By Sarah Johnston
One of New Zealand’s most famous institutions, “The Society for the Promotion of the Health of Women and Children” was founded at a public meeting in Dunedin in May 1907 by Dr Frederic Truby King.
It was re-named The Plunket Society after one of its early supporters, Lady Plunket, the wife of the governor-general at the time.
You can hear Sarah Johnston from Ngā Taonga Sound & Vision talking to RNZ’s Jesse Mulligan about recordings about Plunket here or read more and listen to the full recordings at the links below.
Kate Challis Hooper trained as an early Karitane nurse at Truby King’s first hospital at Anderson’s Bay near Dunedin in 1915. In this interview from 1961 she vividly describes the rather spartan conditions for nurses and babies, but also her enthusiasm for Dr King’s work, “helping mothers and saving babies.”
It seems nowhere was too remote for Plunket.
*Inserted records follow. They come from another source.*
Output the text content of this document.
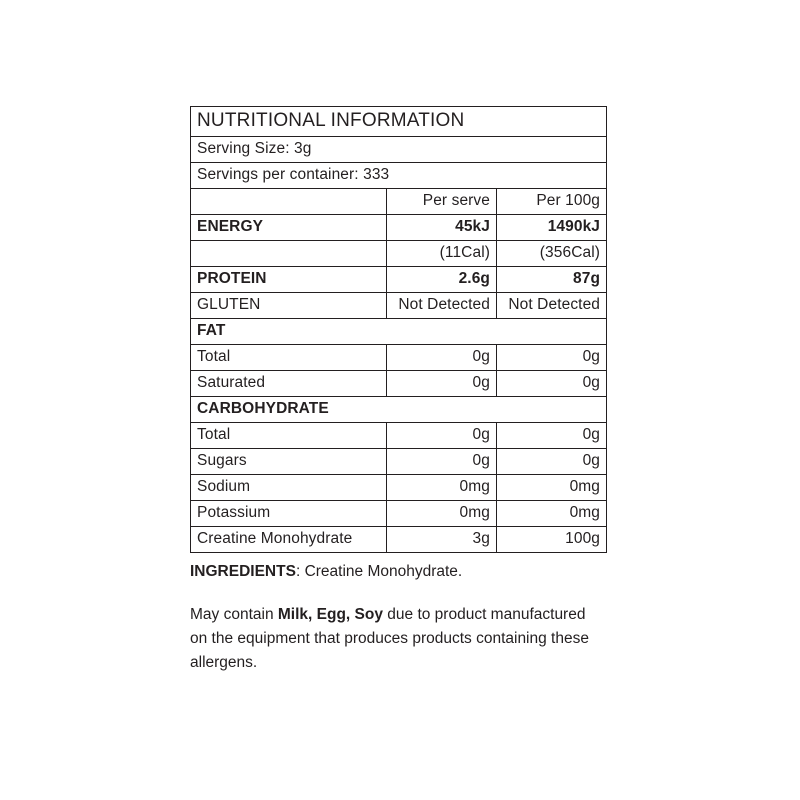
NUTRITIONAL INFORMATION		
Serving Size: 3g		
Servings per container: 333		
	Per serve	Per 100g
ENERGY	45kJ	1490kJ
	(11Cal)	(356Cal)
PROTEIN	2.6g	87g
GLUTEN	Not Detected	Not Detected
FAT		
Total	0g	0g
Saturated	0g	0g
CARBOHYDRATE		
Total	0g	0g
Sugars	0g	0g
Sodium	0mg	0mg
Potassium	0mg	0mg
Creatine Monohydrate	3g	100g
INGREDIENTS: Creatine Monohydrate.
May contain Milk, Egg, Soy due to product manufactured on the equipment that produces products containing these allergens.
Mrs Beryl Sutherland, who raised her family near Milford Sound in the 1930s (as her husband worked on building the Homer Tunnel), recalls getting a welcome visit from Plunket in her remote location.
In 1952, the magazine programme, “Radio Digest” visited Plunket’s Karitane Hospital in Melrose, Wellington to mark its 25th anniversary and broadcaster David Kohn interviewed nurses as well as a resident mother, who had been enjoying Plunket’s care so much she was reluctant to go home!